Read the full transcript below:
MERELLA: We have new earnings from Johnson & Johnson today. The company beat expectations on both profit and sales. Let’s start there with Matt Miksic from Barclays. Thanks for joining us.
MATT: Thanks for having me.
MERELLA: Some of us still think of Johnson & Johnson as baby oil and baby shampoo, but they do extensive research in pharmaceuticals as well. Can you tell us a bit more about what Johnson & Johnson includes today?
MATT: Sure. After spinning off the consumer business a couple of years ago, Johnson & Johnson is now roughly two-thirds pharmaceuticals. Within that, it’s focused mainly on immunology — things like rheumatoid arthritis, psoriasis and irritable bowel syndrome — and oncology, which is another major franchise. They’ve also been investing in neuroscience recently, so overall it’s a strong, disease-driven pharma business targeting areas of high unmet need. On the device side, they’ve built a broad portfolio over the past few years.
MERELLA: What segments are driving sales growth right now?
MATT: This quarter, the main driver was immunology. Tremfya, which competes with drugs like Skyrizi, is replacing Stelara, which recently lost patent exclusivity — first in Europe last year and then in the U.S. earlier this year.
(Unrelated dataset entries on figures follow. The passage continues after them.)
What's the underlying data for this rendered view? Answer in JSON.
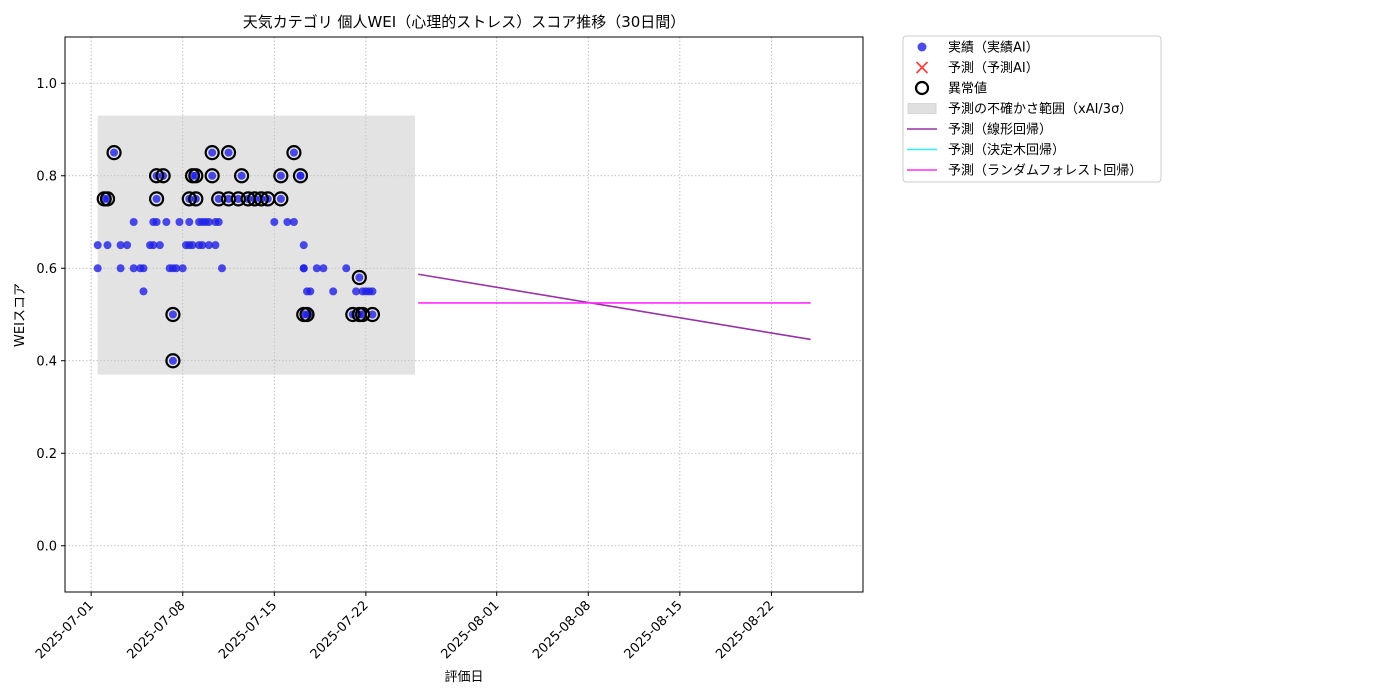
{
  "chart_data": {
    "type": "scatter",
    "title": "天気カテゴリ 個人WEI（心理的ストレス）スコア推移（30日間）",
    "xlabel": "評価日",
    "ylabel": "WEIスコア",
    "xlim": [
      "2025-06-29",
      "2025-08-29"
    ],
    "ylim": [
      -0.1,
      1.1
    ],
    "yticks": [
      0.0,
      0.2,
      0.4,
      0.6,
      0.8,
      1.0
    ],
    "xticks": [
      "2025-07-01",
      "2025-07-08",
      "2025-07-15",
      "2025-07-22",
      "2025-08-01",
      "2025-08-08",
      "2025-08-15",
      "2025-08-22"
    ],
    "grid": true,
    "legend_position": "outside-top-right",
    "legend": [
      {
        "label": "実績（実績AI）",
        "kind": "marker-circle",
        "color": "#1f1fe6"
      },
      {
        "label": "予測（予測AI）",
        "kind": "marker-x",
        "color": "#ff4040"
      },
      {
        "label": "異常値",
        "kind": "marker-ring",
        "color": "#000000"
      },
      {
        "label": "予測の不確かさ範囲（xAI/3σ）",
        "kind": "band",
        "color": "#e0e0e0"
      },
      {
        "label": "予測（線形回帰）",
        "kind": "line",
        "color": "#9b30a8"
      },
      {
        "label": "予測（決定木回帰）",
        "kind": "line",
        "color": "#2ef2f2"
      },
      {
        "label": "予測（ランダムフォレスト回帰）",
        "kind": "line",
        "color": "#ff2bff"
      }
    ],
    "uncertainty_band": {
      "x_start": "2025-07-01 12:00",
      "x_end": "2025-07-25 18:00",
      "y_low": 0.37,
      "y_high": 0.93
    },
    "series": [
      {
        "name": "実績（実績AI）",
        "type": "scatter",
        "color": "#1f1fe6",
        "points": [
          [
            "2025-07-01 12:00",
            0.65
          ],
          [
            "2025-07-01 12:00",
            0.6
          ],
          [
            "2025-07-02 00:00",
            0.75
          ],
          [
            "2025-07-02 06:00",
            0.75
          ],
          [
            "2025-07-02 06:00",
            0.65
          ],
          [
            "2025-07-02 18:00",
            0.85
          ],
          [
            "2025-07-03 06:00",
            0.6
          ],
          [
            "2025-07-03 06:00",
            0.65
          ],
          [
            "2025-07-03 18:00",
            0.65
          ],
          [
            "2025-07-04 06:00",
            0.7
          ],
          [
            "2025-07-04 06:00",
            0.6
          ],
          [
            "2025-07-04 18:00",
            0.6
          ],
          [
            "2025-07-05 00:00",
            0.6
          ],
          [
            "2025-07-05 00:00",
            0.55
          ],
          [
            "2025-07-05 12:00",
            0.65
          ],
          [
            "2025-07-05 18:00",
            0.7
          ],
          [
            "2025-07-05 18:00",
            0.65
          ],
          [
            "2025-07-06 00:00",
            0.8
          ],
          [
            "2025-07-06 00:00",
            0.75
          ],
          [
            "2025-07-06 00:00",
            0.7
          ],
          [
            "2025-07-06 06:00",
            0.65
          ],
          [
            "2025-07-06 12:00",
            0.8
          ],
          [
            "2025-07-06 18:00",
            0.7
          ],
          [
            "2025-07-07 00:00",
            0.6
          ],
          [
            "2025-07-07 06:00",
            0.5
          ],
          [
            "2025-07-07 06:00",
            0.4
          ],
          [
            "2025-07-07 06:00",
            0.6
          ],
          [
            "2025-07-07 12:00",
            0.6
          ],
          [
            "2025-07-07 18:00",
            0.7
          ],
          [
            "2025-07-08 00:00",
            0.6
          ],
          [
            "2025-07-08 06:00",
            0.65
          ],
          [
            "2025-07-08 12:00",
            0.75
          ],
          [
            "2025-07-08 12:00",
            0.65
          ],
          [
            "2025-07-08 12:00",
            0.7
          ],
          [
            "2025-07-08 18:00",
            0.8
          ],
          [
            "2025-07-08 18:00",
            0.65
          ],
          [
            "2025-07-09 00:00",
            0.75
          ],
          [
            "2025-07-09 00:00",
            0.8
          ],
          [
            "2025-07-09 06:00",
            0.7
          ],
          [
            "2025-07-09 06:00",
            0.65
          ],
          [
            "2025-07-09 12:00",
            0.7
          ],
          [
            "2025-07-09 12:00",
            0.65
          ],
          [
            "2025-07-09 18:00",
            0.7
          ],
          [
            "2025-07-10 00:00",
            0.7
          ],
          [
            "2025-07-10 00:00",
            0.65
          ],
          [
            "2025-07-10 06:00",
            0.85
          ],
          [
            "2025-07-10 06:00",
            0.8
          ],
          [
            "2025-07-10 12:00",
            0.7
          ],
          [
            "2025-07-10 12:00",
            0.65
          ],
          [
            "2025-07-10 18:00",
            0.75
          ],
          [
            "2025-07-10 18:00",
            0.7
          ],
          [
            "2025-07-11 00:00",
            0.6
          ],
          [
            "2025-07-11 12:00",
            0.85
          ],
          [
            "2025-07-11 12:00",
            0.75
          ],
          [
            "2025-07-12 06:00",
            0.75
          ],
          [
            "2025-07-12 12:00",
            0.8
          ],
          [
            "2025-07-13 00:00",
            0.75
          ],
          [
            "2025-07-13 12:00",
            0.75
          ],
          [
            "2025-07-14 00:00",
            0.75
          ],
          [
            "2025-07-14 12:00",
            0.75
          ],
          [
            "2025-07-15 00:00",
            0.7
          ],
          [
            "2025-07-15 12:00",
            0.8
          ],
          [
            "2025-07-15 12:00",
            0.75
          ],
          [
            "2025-07-16 00:00",
            0.7
          ],
          [
            "2025-07-16 12:00",
            0.85
          ],
          [
            "2025-07-16 12:00",
            0.7
          ],
          [
            "2025-07-17 00:00",
            0.8
          ],
          [
            "2025-07-17 00:00",
            0.8
          ],
          [
            "2025-07-17 06:00",
            0.65
          ],
          [
            "2025-07-17 06:00",
            0.6
          ],
          [
            "2025-07-17 06:00",
            0.6
          ],
          [
            "2025-07-17 06:00",
            0.5
          ],
          [
            "2025-07-17 12:00",
            0.55
          ],
          [
            "2025-07-17 12:00",
            0.5
          ],
          [
            "2025-07-17 18:00",
            0.55
          ],
          [
            "2025-07-17 18:00",
            0.5
          ],
          [
            "2025-07-18 06:00",
            0.6
          ],
          [
            "2025-07-18 18:00",
            0.6
          ],
          [
            "2025-07-19 12:00",
            0.55
          ],
          [
            "2025-07-20 12:00",
            0.6
          ],
          [
            "2025-07-21 00:00",
            0.5
          ],
          [
            "2025-07-21 06:00",
            0.55
          ],
          [
            "2025-07-21 12:00",
            0.58
          ],
          [
            "2025-07-21 12:00",
            0.5
          ],
          [
            "2025-07-21 18:00",
            0.55
          ],
          [
            "2025-07-21 18:00",
            0.5
          ],
          [
            "2025-07-22 00:00",
            0.55
          ],
          [
            "2025-07-22 06:00",
            0.55
          ],
          [
            "2025-07-22 12:00",
            0.5
          ],
          [
            "2025-07-22 12:00",
            0.55
          ]
        ]
      },
      {
        "name": "異常値",
        "type": "scatter",
        "color": "#000000",
        "points": [
          [
            "2025-07-02 00:00",
            0.75
          ],
          [
            "2025-07-02 06:00",
            0.75
          ],
          [
            "2025-07-02 18:00",
            0.85
          ],
          [
            "2025-07-06 00:00",
            0.8
          ],
          [
            "2025-07-06 00:00",
            0.75
          ],
          [
            "2025-07-06 12:00",
            0.8
          ],
          [
            "2025-07-07 06:00",
            0.5
          ],
          [
            "2025-07-07 06:00",
            0.4
          ],
          [
            "2025-07-08 12:00",
            0.75
          ],
          [
            "2025-07-08 18:00",
            0.8
          ],
          [
            "2025-07-09 00:00",
            0.75
          ],
          [
            "2025-07-09 00:00",
            0.8
          ],
          [
            "2025-07-10 06:00",
            0.85
          ],
          [
            "2025-07-10 06:00",
            0.8
          ],
          [
            "2025-07-10 18:00",
            0.75
          ],
          [
            "2025-07-11 12:00",
            0.85
          ],
          [
            "2025-07-11 12:00",
            0.75
          ],
          [
            "2025-07-12 06:00",
            0.75
          ],
          [
            "2025-07-12 12:00",
            0.8
          ],
          [
            "2025-07-13 00:00",
            0.75
          ],
          [
            "2025-07-13 12:00",
            0.75
          ],
          [
            "2025-07-14 00:00",
            0.75
          ],
          [
            "2025-07-14 12:00",
            0.75
          ],
          [
            "2025-07-15 12:00",
            0.8
          ],
          [
            "2025-07-15 12:00",
            0.75
          ],
          [
            "2025-07-16 12:00",
            0.85
          ],
          [
            "2025-07-17 00:00",
            0.8
          ],
          [
            "2025-07-17 06:00",
            0.5
          ],
          [
            "2025-07-17 12:00",
            0.5
          ],
          [
            "2025-07-21 00:00",
            0.5
          ],
          [
            "2025-07-21 12:00",
            0.58
          ],
          [
            "2025-07-21 12:00",
            0.5
          ],
          [
            "2025-07-21 18:00",
            0.5
          ],
          [
            "2025-07-22 12:00",
            0.5
          ]
        ]
      },
      {
        "name": "予測（線形回帰）",
        "type": "line",
        "color": "#9b30a8",
        "points": [
          [
            "2025-07-26 00:00",
            0.587
          ],
          [
            "2025-08-25 00:00",
            0.446
          ]
        ]
      },
      {
        "name": "予測（ランダムフォレスト回帰）",
        "type": "line",
        "color": "#ff2bff",
        "points": [
          [
            "2025-07-26 00:00",
            0.525
          ],
          [
            "2025-08-25 00:00",
            0.525
          ]
        ]
      }
    ]
  }
}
Their immunology franchise goes back to Remicade and the Centocor acquisition years ago, but Tremfya is the key next-generation product.In oncology, newer drugs like Darzalex have been big growth engines, especially in multiple myeloma, a major cancer indication.
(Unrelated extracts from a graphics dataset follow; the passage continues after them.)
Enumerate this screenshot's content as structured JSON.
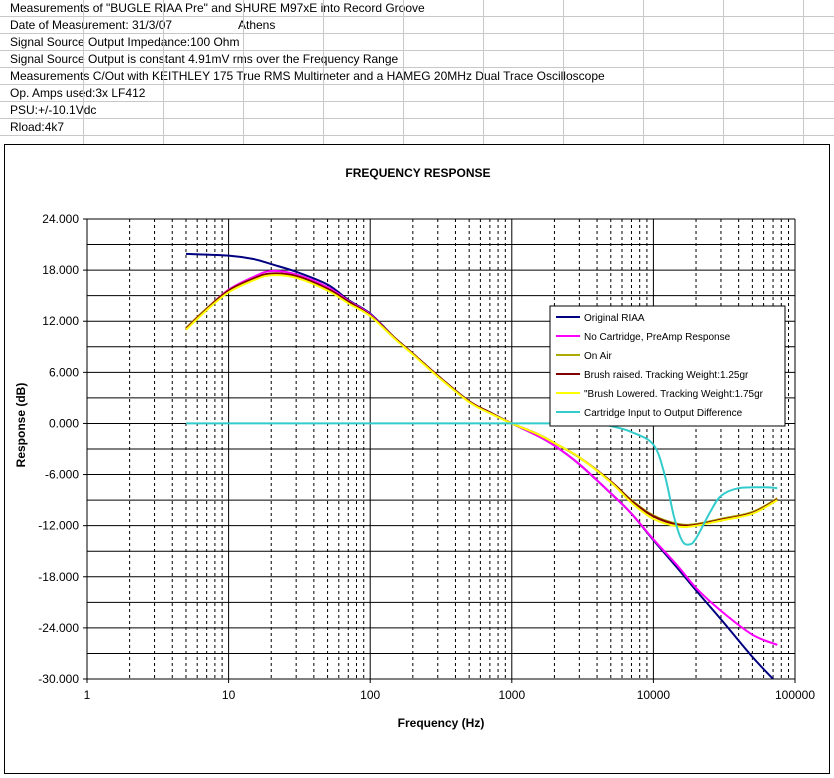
{
  "sheet": {
    "rows": [
      {
        "text": "Measurements of \"BUGLE RIAA Pre\" and SHURE M97xE into Record Groove",
        "extra": ""
      },
      {
        "text": "Date of Measurement: 31/3/07",
        "extra": "Athens"
      },
      {
        "text": "Signal Source Output Impedance:100 Ohm",
        "extra": ""
      },
      {
        "text": "Signal Source Output is constant 4.91mV rms over the Frequency Range",
        "extra": ""
      },
      {
        "text": "Measurements C/Out with KEITHLEY 175 True RMS Multimeter and a HAMEG 20MHz Dual Trace Oscilloscope",
        "extra": ""
      },
      {
        "text": "Op. Amps used:3x LF412",
        "extra": ""
      },
      {
        "text": "PSU:+/-10.1Vdc",
        "extra": ""
      },
      {
        "text": "Rload:4k7",
        "extra": ""
      }
    ]
  },
  "chart_data": {
    "type": "line",
    "title": "FREQUENCY RESPONSE",
    "xlabel": "Frequency (Hz)",
    "ylabel": "Response (dB)",
    "x_scale": "log",
    "xlim": [
      1,
      100000
    ],
    "ylim": [
      -30,
      24
    ],
    "x_ticks": [
      "1",
      "10",
      "100",
      "1000",
      "10000",
      "100000"
    ],
    "y_ticks": [
      "24.000",
      "18.000",
      "12.000",
      "6.000",
      "0.000",
      "-6.000",
      "-12.000",
      "-18.000",
      "-24.000",
      "-30.000"
    ],
    "y_tick_values": [
      24,
      18,
      12,
      6,
      0,
      -6,
      -12,
      -18,
      -24,
      -30
    ],
    "grid": true,
    "legend_position": "right",
    "series": [
      {
        "name": "Original RIAA",
        "color": "#000080",
        "points": [
          [
            5,
            19.9
          ],
          [
            10,
            19.7
          ],
          [
            15,
            19.3
          ],
          [
            20,
            18.7
          ],
          [
            30,
            17.8
          ],
          [
            50,
            16.3
          ],
          [
            70,
            14.5
          ],
          [
            100,
            12.9
          ],
          [
            150,
            10.0
          ],
          [
            200,
            8.2
          ],
          [
            300,
            5.6
          ],
          [
            500,
            2.6
          ],
          [
            700,
            1.3
          ],
          [
            1000,
            0.0
          ],
          [
            1500,
            -1.4
          ],
          [
            2000,
            -2.6
          ],
          [
            3000,
            -4.8
          ],
          [
            5000,
            -8.2
          ],
          [
            7000,
            -10.6
          ],
          [
            10000,
            -13.7
          ],
          [
            15000,
            -17.1
          ],
          [
            20000,
            -19.6
          ],
          [
            30000,
            -23.0
          ],
          [
            50000,
            -27.4
          ],
          [
            70000,
            -30.0
          ]
        ]
      },
      {
        "name": "No Cartridge, PreAmp Response",
        "color": "#ff00ff",
        "points": [
          [
            5,
            11.2
          ],
          [
            7,
            13.5
          ],
          [
            10,
            15.7
          ],
          [
            15,
            17.2
          ],
          [
            20,
            17.9
          ],
          [
            30,
            17.5
          ],
          [
            50,
            16.0
          ],
          [
            70,
            14.4
          ],
          [
            100,
            12.8
          ],
          [
            150,
            10.0
          ],
          [
            200,
            8.2
          ],
          [
            300,
            5.6
          ],
          [
            500,
            2.6
          ],
          [
            700,
            1.3
          ],
          [
            1000,
            0.0
          ],
          [
            1500,
            -1.4
          ],
          [
            2000,
            -2.6
          ],
          [
            3000,
            -4.8
          ],
          [
            5000,
            -8.2
          ],
          [
            7000,
            -10.6
          ],
          [
            10000,
            -13.6
          ],
          [
            15000,
            -16.8
          ],
          [
            20000,
            -19.3
          ],
          [
            30000,
            -22.0
          ],
          [
            50000,
            -24.8
          ],
          [
            75000,
            -26.0
          ]
        ]
      },
      {
        "name": "On Air",
        "color": "#aaaa00",
        "points": [
          [
            5,
            11.2
          ],
          [
            7,
            13.5
          ],
          [
            10,
            15.6
          ],
          [
            15,
            17.0
          ],
          [
            20,
            17.6
          ],
          [
            30,
            17.3
          ],
          [
            50,
            15.8
          ],
          [
            70,
            14.3
          ],
          [
            100,
            12.7
          ],
          [
            150,
            10.0
          ],
          [
            200,
            8.2
          ],
          [
            300,
            5.6
          ],
          [
            500,
            2.6
          ],
          [
            700,
            1.3
          ],
          [
            1000,
            0.0
          ],
          [
            1500,
            -1.2
          ],
          [
            2000,
            -2.3
          ],
          [
            3000,
            -4.0
          ],
          [
            5000,
            -6.8
          ],
          [
            7000,
            -9.0
          ],
          [
            10000,
            -10.8
          ],
          [
            15000,
            -11.8
          ],
          [
            20000,
            -11.8
          ],
          [
            30000,
            -11.2
          ],
          [
            50000,
            -10.4
          ],
          [
            75000,
            -8.8
          ]
        ]
      },
      {
        "name": "Brush raised. Tracking Weight:1.25gr",
        "color": "#800000",
        "points": [
          [
            5,
            11.1
          ],
          [
            7,
            13.4
          ],
          [
            10,
            15.6
          ],
          [
            15,
            17.0
          ],
          [
            20,
            17.6
          ],
          [
            30,
            17.3
          ],
          [
            50,
            15.8
          ],
          [
            70,
            14.3
          ],
          [
            100,
            12.7
          ],
          [
            150,
            10.0
          ],
          [
            200,
            8.2
          ],
          [
            300,
            5.6
          ],
          [
            500,
            2.6
          ],
          [
            700,
            1.3
          ],
          [
            1000,
            0.0
          ],
          [
            1500,
            -1.2
          ],
          [
            2000,
            -2.3
          ],
          [
            3000,
            -4.0
          ],
          [
            5000,
            -6.8
          ],
          [
            7000,
            -9.1
          ],
          [
            10000,
            -10.9
          ],
          [
            15000,
            -11.9
          ],
          [
            20000,
            -11.9
          ],
          [
            30000,
            -11.3
          ],
          [
            50000,
            -10.5
          ],
          [
            75000,
            -8.9
          ]
        ]
      },
      {
        "name": "\"Brush Lowered. Tracking Weight:1.75gr",
        "color": "#ffff00",
        "points": [
          [
            5,
            11.0
          ],
          [
            7,
            13.3
          ],
          [
            10,
            15.4
          ],
          [
            15,
            16.8
          ],
          [
            20,
            17.4
          ],
          [
            30,
            17.1
          ],
          [
            50,
            15.6
          ],
          [
            70,
            14.1
          ],
          [
            100,
            12.6
          ],
          [
            150,
            9.9
          ],
          [
            200,
            8.1
          ],
          [
            300,
            5.5
          ],
          [
            500,
            2.5
          ],
          [
            700,
            1.2
          ],
          [
            1000,
            0.0
          ],
          [
            1500,
            -1.2
          ],
          [
            2000,
            -2.3
          ],
          [
            3000,
            -4.0
          ],
          [
            5000,
            -6.9
          ],
          [
            7000,
            -9.3
          ],
          [
            10000,
            -11.2
          ],
          [
            15000,
            -12.1
          ],
          [
            20000,
            -12.0
          ],
          [
            30000,
            -11.4
          ],
          [
            50000,
            -10.6
          ],
          [
            75000,
            -9.0
          ]
        ]
      },
      {
        "name": "Cartridge Input to Output Difference",
        "color": "#33cccc",
        "points": [
          [
            5,
            0.0
          ],
          [
            10,
            0.0
          ],
          [
            20,
            0.0
          ],
          [
            50,
            0.0
          ],
          [
            100,
            0.0
          ],
          [
            200,
            0.0
          ],
          [
            500,
            0.0
          ],
          [
            1000,
            0.0
          ],
          [
            2000,
            0.0
          ],
          [
            3000,
            0.0
          ],
          [
            4000,
            0.0
          ],
          [
            5000,
            -0.3
          ],
          [
            7000,
            -1.0
          ],
          [
            10000,
            -2.5
          ],
          [
            12000,
            -6.0
          ],
          [
            14000,
            -11.0
          ],
          [
            16000,
            -13.8
          ],
          [
            18000,
            -14.2
          ],
          [
            20000,
            -13.5
          ],
          [
            25000,
            -10.5
          ],
          [
            30000,
            -8.5
          ],
          [
            40000,
            -7.6
          ],
          [
            60000,
            -7.5
          ],
          [
            75000,
            -7.6
          ]
        ]
      }
    ]
  }
}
MERELLA: Has the company been affected by President Trump’s tariffs on pharmaceuticals?
MATT: Not yet. The “most favoured nation” policy discussions are still circling the pharmaceutical group, and no one’s sure how they’ll land. The company has said it’s investing heavily to ensure most of its innovative medicines for the U.S. market are also manufactured domestically. That’s a commitment they’ve reiterated over several quarters — part of an effort to align with the administration’s goal of reshoring production of key drugs.
MERELLA: What about lowering prices?
MATT: That’s a tough one. The company has said that less than one per cent of its growth comes from price. That said, many of its therapies are highly innovative — especially in cancer — and those treatments are expensive. So, the broader question of how much is too much to pay for life-extending or remission-inducing drugs is still very much open. But generally speaking, Johnson & Johnson’s growth doesn’t rely on pricing increases.
MERELLA: The company also plans to separate its orthopaedics business. What do you think of that idea, since it is a profitable division?
MATT: It is, and it’s an interesting distinction they’re making now within their device segment. In the past, they wanted to be in all the large, important markets — and orthopaedics is certainly one of them. It generates a lot of cash and has funded investments in new therapies and acquisitions. But the company is now pivoting toward faster-growth, more innovation-driven areas — what you might call the steeper part of the S-curve. That aligns with recent investments in cardiovascular and shock-wave technologies, signalling a shift toward higher-growth, higher-margin markets.
MERELLA: All right, Matt, we’ll leave it there. Thanks for joining us. Matt Miksic is senior analyst for medical supplies and devices research at Barclays.
This BNN Bloomberg summary and transcript of the Oct. 14, 2025 interview with Matt Miksic are published with the assistance of AI. Original research, interview questions and added context was created by BNN Bloomberg journalists. An editor also reviewed this material before it was published to ensure its accuracy and adherence with BNN Bloomberg editorial policies and standards.